Paradoxalement, si on ne craignait pas que la formulation qui est dite ici à la limite de la boutade ne donne lieu à une exploitation politique qui lui ferait dire le contraire de ce qu’on veut dire et lui faire dire, on se laisserait aller à dire que l’immigration est une autre forme de colonisation (Sayad 1990, 17-18).

Dans ce rapport entre immigration et colonisation, Sayad a d’ailleurs donné une large place à l’analyse du langage, notamment aux termes utilisés pour désigner ces autres : « c’est à propos du langage, le langage sur soi et le langage sur les autres, que se révèle au grand jour et de la manière la plus éclatante le rapport de force entre les groupes sociaux » (Ibid. 19).

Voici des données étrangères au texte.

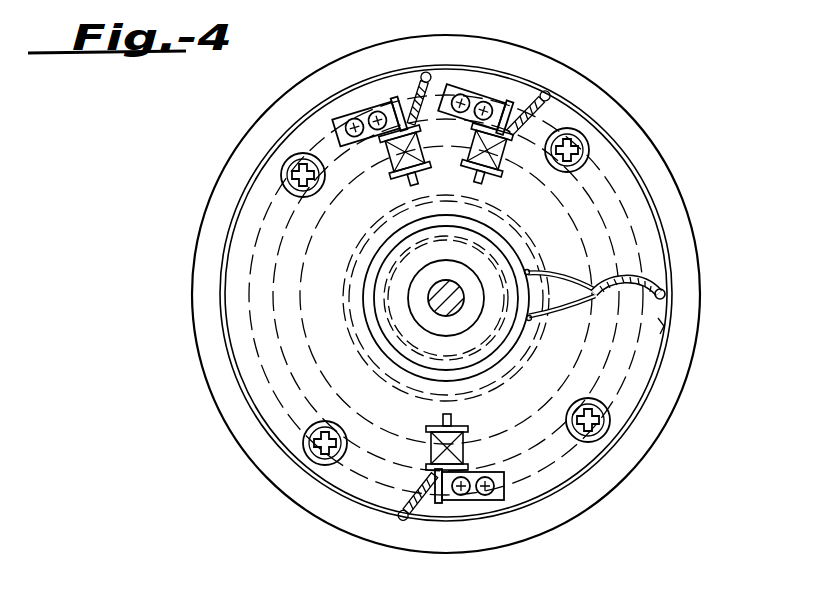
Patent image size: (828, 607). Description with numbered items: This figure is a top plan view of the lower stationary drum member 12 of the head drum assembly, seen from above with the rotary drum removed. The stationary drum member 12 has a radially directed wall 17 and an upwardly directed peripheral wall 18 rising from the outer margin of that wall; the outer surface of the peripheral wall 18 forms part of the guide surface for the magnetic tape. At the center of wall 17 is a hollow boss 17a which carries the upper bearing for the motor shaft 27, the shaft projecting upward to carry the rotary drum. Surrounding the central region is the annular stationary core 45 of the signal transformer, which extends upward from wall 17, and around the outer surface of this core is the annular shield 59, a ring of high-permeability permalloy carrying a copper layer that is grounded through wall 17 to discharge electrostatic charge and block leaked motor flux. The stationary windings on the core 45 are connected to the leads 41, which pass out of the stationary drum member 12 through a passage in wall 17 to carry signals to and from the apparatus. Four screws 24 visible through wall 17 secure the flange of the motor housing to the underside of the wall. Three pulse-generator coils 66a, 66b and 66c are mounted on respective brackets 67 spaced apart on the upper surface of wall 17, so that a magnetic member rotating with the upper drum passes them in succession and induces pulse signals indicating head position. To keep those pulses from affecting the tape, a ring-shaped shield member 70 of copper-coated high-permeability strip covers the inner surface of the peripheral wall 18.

The stationary drum member 12 is at (248, 470).
The radially directed wall 17 is at (242, 388).
The central hollow boss 17a is at (418, 332).
The peripheral wall 18 is at (357, 532).
The screws 24 is at (282, 170).
The motor shaft 27 is at (455, 304).
The leads 41 is at (661, 287).
The stationary core 45 is at (528, 268).
The annular shield 59 is at (375, 345).
The coil 66a is at (524, 422).
The coil 66b is at (398, 152).
The coil 66c is at (502, 174).
The brackets 67 is at (365, 108).
The shield member 70 is at (662, 326).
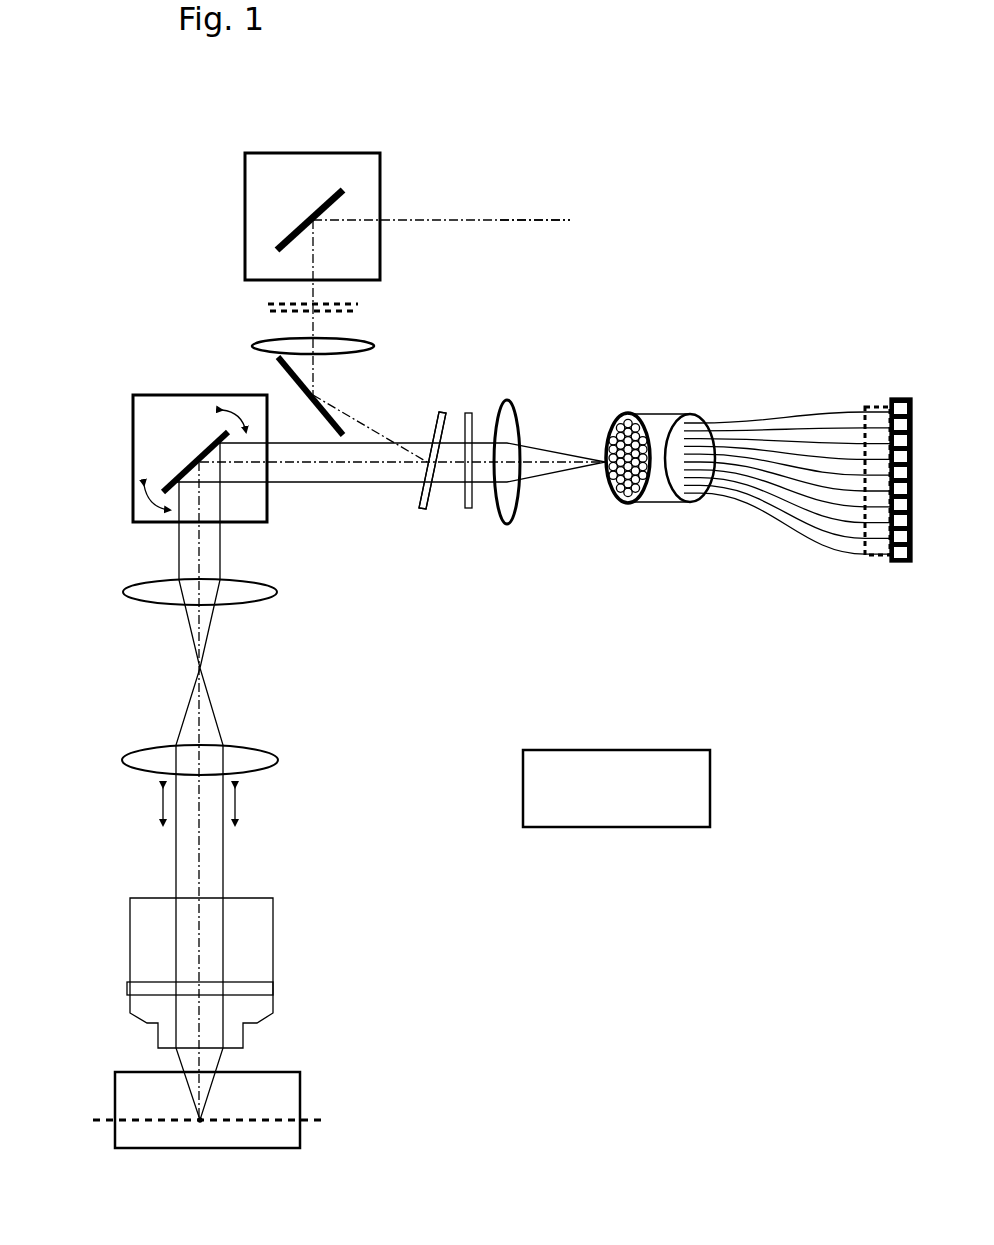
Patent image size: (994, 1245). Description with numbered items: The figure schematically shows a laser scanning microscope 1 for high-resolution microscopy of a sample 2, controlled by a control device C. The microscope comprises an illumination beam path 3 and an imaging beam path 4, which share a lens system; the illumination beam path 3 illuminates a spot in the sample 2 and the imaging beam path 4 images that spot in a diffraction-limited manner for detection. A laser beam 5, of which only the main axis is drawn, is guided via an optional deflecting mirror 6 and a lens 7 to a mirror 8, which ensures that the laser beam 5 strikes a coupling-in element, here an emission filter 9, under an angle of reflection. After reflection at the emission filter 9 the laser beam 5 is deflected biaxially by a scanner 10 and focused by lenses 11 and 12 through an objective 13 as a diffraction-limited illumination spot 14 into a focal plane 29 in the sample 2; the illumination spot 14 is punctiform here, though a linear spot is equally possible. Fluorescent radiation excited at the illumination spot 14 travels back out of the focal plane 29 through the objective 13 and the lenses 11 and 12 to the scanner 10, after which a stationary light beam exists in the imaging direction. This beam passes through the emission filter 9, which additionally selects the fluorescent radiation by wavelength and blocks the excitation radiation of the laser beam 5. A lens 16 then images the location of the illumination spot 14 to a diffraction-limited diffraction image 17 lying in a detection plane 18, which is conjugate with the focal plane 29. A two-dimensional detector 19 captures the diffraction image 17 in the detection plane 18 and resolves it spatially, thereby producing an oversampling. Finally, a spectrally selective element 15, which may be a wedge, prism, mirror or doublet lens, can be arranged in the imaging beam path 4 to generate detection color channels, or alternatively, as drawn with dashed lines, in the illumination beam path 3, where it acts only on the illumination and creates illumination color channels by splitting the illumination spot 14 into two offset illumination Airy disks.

The laser scanning microscope 1 is at (582, 983).
The sample 2 is at (287, 1103).
The illumination beam path 3 is at (190, 255).
The imaging beam path 4 is at (591, 570).
The laser beam 5 is at (502, 220).
The deflecting mirror 6 is at (279, 153).
The lens 7 is at (373, 346).
The mirror 8 is at (290, 373).
The emission filter 9 is at (430, 503).
The scanner 10 is at (252, 513).
The lens 11 is at (262, 598).
The lens 12 is at (278, 758).
The objective 13 is at (273, 998).
The illumination spot 14 is at (200, 1121).
The spectrally selective element 15 is at (268, 304).
The lens 16 is at (468, 413).
The diffraction image 17 is at (600, 443).
The detection plane 18 is at (633, 503).
The two-dimensional detector 19 is at (765, 433).
The focal plane 29 is at (328, 1120).
The control device C is at (697, 780).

Extériorité et altérité liées

Exophonie, allophonie, francophonie

L’exophonie et l’allophonie indiquent toutes deux une mise à distance des idées d’unité et d’unicité linguistique. L’exophonie évoque une sortie salutaire de la langue en littérature, la sortie de l’évidence de la langue de départ de l’écrivain·e. L’allophonie désigne, à l’inverse, celleux qui, ne parlant pas la langue entendue comme seule légitime, sont qualifié·es d’étrangers linguistiques. Notre réflexion consistant à envisager les possibilités d’un hors-la-langue comme de l’existence de locuteur·rices hors-la-langue, le point qui nous intéresse concerne cette puissance de la catégorisation qui colore les minoritaires, et laisse immaculé·es les donneur·ses de noms. Pas si immaculé·es que cela, puisque les noms des minoritaires, des minorisé·es, des périphériques, nous renseignent très précisément sur la puissance normative qui les nomme :

Pour chaque caractère catégorisant il existe un caractère implicite de non-catégorisation. Il suffit alors de recenser les caractères catégorisés et de donner leur catégorisant implicite pour obtenir les caractères du catégorisant. Tout ce qui est effectivement nommé ou indiqué, nous donne négativement ce qui nomme et indique… Le majoritaire se dessine antithétiquement par ce qu’il n’est pas (Guillaumin 1972, 294).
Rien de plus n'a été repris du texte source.